Published online by Cambridge University Press: 11 January 2024
Following the development of the convocation controversy in England, attempts were made by the high church party there to appeal to the example of the Irish convocation in support of their claims for the autonomy of the lower house. This in tun sparked off a debate in Ireland,, in the course of which the following tracts were published.
1. [Francis Atterbury], Some proceedings of the convocation A. D. 1705. Faithfully represented. To which is prefixed an account of the several ineffectual attempts at divers times made by the lower clergy, towards quieting all disputes, and proceeding upon synodical business. London, 1708.
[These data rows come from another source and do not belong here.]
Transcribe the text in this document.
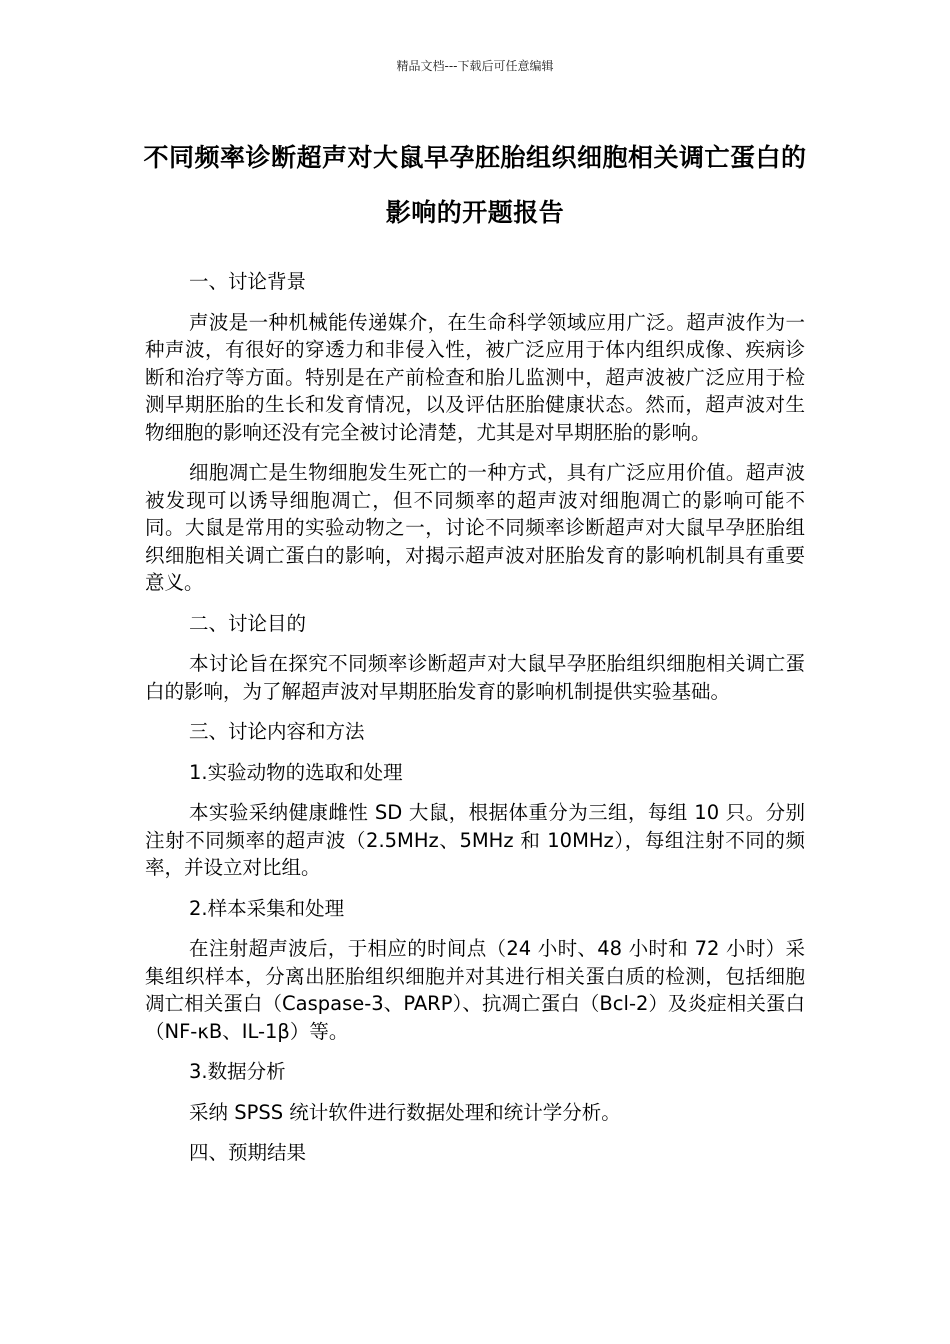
精品文档---下载后可任意编辑
不同频率诊断超声对大鼠早孕胚胎组织细胞相关调亡蛋白的影响的开题报告

一、讨论背景

声波是一种机械能传递媒介，在生命科学领域应用广泛。超声波作为一种声波，有很好的穿透力和非侵入性，被广泛应用于体内组织成像、疾病诊断和治疗等方面。特别是在产前检查和胎儿监测中，超声波被广泛应用于检测早期胚胎的生长和发育情况，以及评估胚胎健康状态。然而，超声波对生物细胞的影响还没有完全被讨论清楚，尤其是对早期胚胎的影响。

细胞凋亡是生物细胞发生死亡的一种方式，具有广泛应用价值。超声波被发现可以诱导细胞凋亡，但不同频率的超声波对细胞凋亡的影响可能不同。大鼠是常用的实验动物之一，讨论不同频率诊断超声对大鼠早孕胚胎组织细胞相关调亡蛋白的影响，对揭示超声波对胚胎发育的影响机制具有重要意义。

二、讨论目的

本讨论旨在探究不同频率诊断超声对大鼠早孕胚胎组织细胞相关调亡蛋白的影响，为了解超声波对早期胚胎发育的影响机制提供实验基础。

三、讨论内容和方法

1.实验动物的选取和处理

本实验采纳健康雌性 SD 大鼠，根据体重分为三组，每组 10 只。分别注射不同频率的超声波（2.5MHz、5MHz 和 10MHz），每组注射不同的频率，并设立对比组。

2.样本采集和处理

在注射超声波后，于相应的时间点（24 小时、48 小时和 72 小时）采集组织样本，分离出胚胎组织细胞并对其进行相关蛋白质的检测，包括细胞凋亡相关蛋白（Caspase-3、PARP）、抗凋亡蛋白（Bcl-2）及炎症相关蛋白（NF-κB、IL-1β）等。

3.数据分析

采纳 SPSS 统计软件进行数据处理和统计学分析。

四、预期结果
This work was the immediate cause of the Irish controversy because it contained the speech made by William Perceval and Francis Higgins to the lower house of the Canterbury convocation on 4 February 1706 (pp. 26-9). In a note before the preface, the (anonymous) author writes:
To the most reverent, right reverend and reverend, the members of the convocation of Ireland. The following papers do, among other things, contain several matters of fact which relate to the present synodical constitutions of your church. The publisher of them thinks he can take no better way to satisfy his readers of the truth and justness of those representations, that by appealing to the testimony of your venerable body.
He, moreover, apprehends that the consequences of that dispute, to which they refer, may, in the event, affect the Church of Ireland no less than that of England. As the restoration of your legal synods (sitting equal[ly] by the parliamentary and provincial writs) soon followed the revival of ours, so may it justly e presumed that the fate of these several assemblies will hereafter be the same; and that their authority, reputation and privileges, declining in the one, will, in due time, proportionately sink also in the other kingdom. He therefore equally prays for the prosperity of both these assemblies, and after doing what in him lies to promote it, cheerfully leaves the issue of the cause to divine providence.